President Donald Trump doesn’t appear willing nor interested in addressing astronomical student-debt levels, which long since crested above $1 trillion. In fact, his administration has made it easier for for-profit colleges to rip off students, and recently scrapped Obama-era regulations that limited rates loan-guarantee agencies can charge people who defaulted on student loans. His budget also proposed cutting $5 billion in higher-education funding for low-income Americans. Perhaps that’s not surprising from a president who just finalized a $25 million settlement stemming from his scam for-profit university.
That’s a financial tragedy for the millions who hold student-loan debt and the students who will matriculate while Trump is president. But Trump’s unwillingness to even motion toward a student-debt plan creates a massive political opening for Democrats.
Senator Bernie Sanders stepped into that breach Monday afternoon, introducing a bill with Senator Elizabeth Warren, Representative Keith Ellison, and several other members of Congress. The College for All Act aims to eliminate tuition and fees at public four-year colleges and universities for students from families that make up to $125,000 per year. The bill would make community college tuition-free for all income levels.

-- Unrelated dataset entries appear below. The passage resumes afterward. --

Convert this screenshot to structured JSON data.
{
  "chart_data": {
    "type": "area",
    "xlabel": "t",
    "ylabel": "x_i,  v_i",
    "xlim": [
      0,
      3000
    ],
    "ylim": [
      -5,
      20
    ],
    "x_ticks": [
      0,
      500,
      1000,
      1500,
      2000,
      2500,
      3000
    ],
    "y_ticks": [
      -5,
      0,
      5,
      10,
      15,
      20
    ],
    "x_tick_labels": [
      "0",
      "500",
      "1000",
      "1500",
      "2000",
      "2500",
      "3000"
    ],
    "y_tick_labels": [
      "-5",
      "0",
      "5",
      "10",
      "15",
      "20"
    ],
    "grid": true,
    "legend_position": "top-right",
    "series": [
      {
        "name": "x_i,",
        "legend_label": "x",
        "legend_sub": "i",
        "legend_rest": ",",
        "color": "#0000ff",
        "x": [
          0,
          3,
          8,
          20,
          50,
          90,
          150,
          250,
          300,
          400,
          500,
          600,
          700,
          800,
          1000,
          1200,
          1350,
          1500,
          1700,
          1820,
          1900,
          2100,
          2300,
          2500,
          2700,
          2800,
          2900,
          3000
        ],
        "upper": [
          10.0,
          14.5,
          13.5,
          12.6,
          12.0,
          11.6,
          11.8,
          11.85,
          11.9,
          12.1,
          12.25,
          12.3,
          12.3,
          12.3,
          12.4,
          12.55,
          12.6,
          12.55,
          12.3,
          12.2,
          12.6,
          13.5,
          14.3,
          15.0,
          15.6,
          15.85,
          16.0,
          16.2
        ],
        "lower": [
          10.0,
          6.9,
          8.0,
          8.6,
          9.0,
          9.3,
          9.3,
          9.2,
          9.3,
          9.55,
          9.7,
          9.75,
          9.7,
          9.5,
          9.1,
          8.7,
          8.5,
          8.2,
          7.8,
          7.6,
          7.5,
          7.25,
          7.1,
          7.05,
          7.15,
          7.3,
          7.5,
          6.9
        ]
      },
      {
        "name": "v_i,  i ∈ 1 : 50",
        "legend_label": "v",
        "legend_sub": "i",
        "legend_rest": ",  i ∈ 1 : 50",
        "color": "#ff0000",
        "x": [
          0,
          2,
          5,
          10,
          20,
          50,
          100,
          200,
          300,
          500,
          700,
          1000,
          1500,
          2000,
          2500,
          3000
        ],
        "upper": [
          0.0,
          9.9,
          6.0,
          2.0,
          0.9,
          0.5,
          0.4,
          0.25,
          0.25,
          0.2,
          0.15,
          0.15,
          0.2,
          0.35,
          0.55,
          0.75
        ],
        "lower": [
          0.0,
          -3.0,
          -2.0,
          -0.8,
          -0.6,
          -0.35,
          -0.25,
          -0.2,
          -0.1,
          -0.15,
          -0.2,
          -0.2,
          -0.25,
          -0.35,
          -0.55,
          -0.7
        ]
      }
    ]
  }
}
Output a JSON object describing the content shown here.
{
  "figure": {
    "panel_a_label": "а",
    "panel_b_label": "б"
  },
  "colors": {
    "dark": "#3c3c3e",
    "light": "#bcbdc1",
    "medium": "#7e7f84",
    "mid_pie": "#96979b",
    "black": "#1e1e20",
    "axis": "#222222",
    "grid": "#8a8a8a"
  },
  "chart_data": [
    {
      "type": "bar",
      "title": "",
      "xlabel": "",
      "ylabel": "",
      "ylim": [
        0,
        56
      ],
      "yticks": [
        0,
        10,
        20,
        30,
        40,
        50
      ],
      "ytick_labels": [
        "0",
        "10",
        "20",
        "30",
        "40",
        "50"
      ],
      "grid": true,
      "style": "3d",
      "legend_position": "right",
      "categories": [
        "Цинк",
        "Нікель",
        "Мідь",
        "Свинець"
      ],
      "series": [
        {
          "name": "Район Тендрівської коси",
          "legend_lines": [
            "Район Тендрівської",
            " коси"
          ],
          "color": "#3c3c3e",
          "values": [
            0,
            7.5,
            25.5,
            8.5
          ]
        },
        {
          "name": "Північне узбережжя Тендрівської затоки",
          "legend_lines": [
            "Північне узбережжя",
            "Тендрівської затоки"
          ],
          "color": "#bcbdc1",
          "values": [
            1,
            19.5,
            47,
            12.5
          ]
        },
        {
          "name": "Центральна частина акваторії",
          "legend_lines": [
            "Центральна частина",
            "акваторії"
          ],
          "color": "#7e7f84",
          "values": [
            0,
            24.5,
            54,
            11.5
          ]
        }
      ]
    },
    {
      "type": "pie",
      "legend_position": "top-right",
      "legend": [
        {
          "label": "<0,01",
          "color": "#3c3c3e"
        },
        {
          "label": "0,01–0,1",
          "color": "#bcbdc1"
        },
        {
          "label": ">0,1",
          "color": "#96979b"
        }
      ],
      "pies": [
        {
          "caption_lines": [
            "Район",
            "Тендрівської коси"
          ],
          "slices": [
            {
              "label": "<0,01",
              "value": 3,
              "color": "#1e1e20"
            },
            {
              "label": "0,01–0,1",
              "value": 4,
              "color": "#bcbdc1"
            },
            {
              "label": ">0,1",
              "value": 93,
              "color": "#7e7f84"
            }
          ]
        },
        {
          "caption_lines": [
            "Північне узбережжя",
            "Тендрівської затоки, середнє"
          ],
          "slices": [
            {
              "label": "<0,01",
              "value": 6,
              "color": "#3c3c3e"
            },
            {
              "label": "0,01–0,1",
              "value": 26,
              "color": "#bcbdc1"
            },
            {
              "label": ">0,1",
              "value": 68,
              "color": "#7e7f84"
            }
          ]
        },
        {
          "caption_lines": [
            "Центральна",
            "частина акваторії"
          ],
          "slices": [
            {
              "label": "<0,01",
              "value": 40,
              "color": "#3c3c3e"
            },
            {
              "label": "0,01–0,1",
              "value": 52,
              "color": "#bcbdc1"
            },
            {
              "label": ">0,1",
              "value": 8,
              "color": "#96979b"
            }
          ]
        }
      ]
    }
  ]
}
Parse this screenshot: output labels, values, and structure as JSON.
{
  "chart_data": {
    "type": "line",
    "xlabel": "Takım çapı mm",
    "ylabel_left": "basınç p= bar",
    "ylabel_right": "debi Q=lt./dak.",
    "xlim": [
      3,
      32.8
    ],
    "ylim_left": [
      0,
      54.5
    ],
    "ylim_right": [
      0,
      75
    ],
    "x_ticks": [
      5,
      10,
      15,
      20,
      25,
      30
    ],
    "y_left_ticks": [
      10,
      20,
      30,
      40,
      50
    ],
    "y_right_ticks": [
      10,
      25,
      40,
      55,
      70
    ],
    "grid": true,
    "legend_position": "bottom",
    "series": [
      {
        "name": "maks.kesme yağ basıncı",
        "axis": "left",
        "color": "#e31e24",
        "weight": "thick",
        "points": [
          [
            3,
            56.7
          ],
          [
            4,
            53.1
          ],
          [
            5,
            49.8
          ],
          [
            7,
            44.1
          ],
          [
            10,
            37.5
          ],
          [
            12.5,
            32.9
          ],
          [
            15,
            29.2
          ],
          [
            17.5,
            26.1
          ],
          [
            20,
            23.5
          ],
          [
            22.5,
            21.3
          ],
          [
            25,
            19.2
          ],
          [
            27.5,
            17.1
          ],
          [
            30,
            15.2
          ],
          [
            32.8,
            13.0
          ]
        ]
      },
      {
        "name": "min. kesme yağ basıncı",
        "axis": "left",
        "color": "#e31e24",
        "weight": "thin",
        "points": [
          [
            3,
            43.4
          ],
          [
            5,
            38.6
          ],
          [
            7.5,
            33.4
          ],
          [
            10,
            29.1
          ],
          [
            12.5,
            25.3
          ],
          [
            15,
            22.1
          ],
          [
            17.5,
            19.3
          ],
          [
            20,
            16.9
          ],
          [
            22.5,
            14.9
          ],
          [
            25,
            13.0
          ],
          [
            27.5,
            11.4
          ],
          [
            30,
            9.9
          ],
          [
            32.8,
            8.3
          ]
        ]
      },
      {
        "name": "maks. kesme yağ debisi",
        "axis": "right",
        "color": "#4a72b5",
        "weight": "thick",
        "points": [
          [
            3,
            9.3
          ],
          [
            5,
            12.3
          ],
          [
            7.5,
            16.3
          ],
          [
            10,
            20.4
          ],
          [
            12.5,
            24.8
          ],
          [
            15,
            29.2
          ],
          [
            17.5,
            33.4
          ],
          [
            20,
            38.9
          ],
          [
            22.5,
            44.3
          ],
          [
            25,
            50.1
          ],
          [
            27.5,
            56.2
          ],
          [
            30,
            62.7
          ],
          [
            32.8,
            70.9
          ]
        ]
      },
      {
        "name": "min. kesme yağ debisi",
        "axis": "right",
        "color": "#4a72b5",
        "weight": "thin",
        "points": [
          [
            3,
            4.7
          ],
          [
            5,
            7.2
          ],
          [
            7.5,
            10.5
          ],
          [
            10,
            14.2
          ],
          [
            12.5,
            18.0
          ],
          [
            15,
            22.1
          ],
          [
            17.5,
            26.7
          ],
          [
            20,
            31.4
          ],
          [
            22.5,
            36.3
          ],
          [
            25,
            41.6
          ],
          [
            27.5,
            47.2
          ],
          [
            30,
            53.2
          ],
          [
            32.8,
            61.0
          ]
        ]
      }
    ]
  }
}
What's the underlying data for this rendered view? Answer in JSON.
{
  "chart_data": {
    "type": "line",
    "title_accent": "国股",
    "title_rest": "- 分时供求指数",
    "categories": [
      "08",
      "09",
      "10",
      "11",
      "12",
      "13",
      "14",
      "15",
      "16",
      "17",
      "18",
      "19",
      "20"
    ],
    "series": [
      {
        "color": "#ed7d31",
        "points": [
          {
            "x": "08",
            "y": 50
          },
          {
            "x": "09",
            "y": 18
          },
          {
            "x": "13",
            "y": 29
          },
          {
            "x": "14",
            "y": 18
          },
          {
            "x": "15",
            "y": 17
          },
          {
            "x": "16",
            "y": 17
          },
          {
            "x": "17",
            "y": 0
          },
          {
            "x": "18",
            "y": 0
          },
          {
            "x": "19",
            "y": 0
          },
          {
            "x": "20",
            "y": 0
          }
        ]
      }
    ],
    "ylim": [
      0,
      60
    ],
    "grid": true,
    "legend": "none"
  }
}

Clearly the bill will go nowhere in a Republican Congress, and with Trump in the White House. But Sanders and several of the co-sponsors clearly see the bill as a valuable organizing tool. “Our job is to bring forward a progressive agenda,” said Sanders. “Our job now is to go out in every state in this country…. We can win this fight when millions of Americans stand up and demand this legislation.”
“We need organized events at every college campus across the country,” said Representative Pramila Jayapal, a Sanders-backed candidate who ran last year on a pledge to introduce this bill in the House.
One year ago today, tuition-free college was a catalyst of Sanders’s presidential campaign, where he captured close to three-quarters of the under-35 vote during the primary. The College for All Act is substantially the same as his campaign plan, though the income cut-off is new. Hillary Clinton frequently assailed the Sanders plan’s lack of an income limit, often offering some variation of the line “I don’t think taxpayers should be paying to send Donald Trump’s kids to college,” as she said during one debate.
When Clinton released an updated tuition plan after the primary was over, it borrowed many of Sanders’s subsidized-tuition elements, but also had a $125,000 income threshold. This is essentially what Sanders is now proposing, though Clinton’s proposal made the initial cutoff $85,000 per year and raised it incrementally to $125,000. The College for All Act starts at $125,000 outright. (This is similar to a plan New York Governor Andrew Cuomo introduced this year, which Sanders also backed.)
The act would have the government pay 67 percent of tuition subsidies at public colleges and universities, while asking state and tribal governments to pay the other third. Sanders’s office pegs the cost of the legislation at $600 billion, and it would be financed by a tax on Wall Street speculation.
The legislation also weaves in several other progressive higher-education proposals. It ends the federal government’s ability to profit from student loans—any excess revenue would be plowed back into Pell Grants under the legislation. “It is obscene that the United States government is making a profit off the backs of people who are trying to get an education,” said Warren, who has railed against the revenue excesses for years.
It would also allow students to refinance existing loans at low rates, and would cut the government lending rate for new undergraduate borrowers to 1.88 percent.
The United States Students Association, the American Federation of Teachers, the National Education Association, and other groups have endorsed the legislation, and might be helpful in organizing support going forward.
There are five Senate co-sponsors for the bill (Warren, Kamala Harris, Richard Blumenthal, Chris Murphy, and Kirsten Gillibrand) and fourteen in the House, including Ellison, co-chair of the Progressive Caucus and deputy DNC chair.
That count alone shows the political momentum behind this issue. When Sanders introduced a similar bill in 2015, it had zero co-sponsors.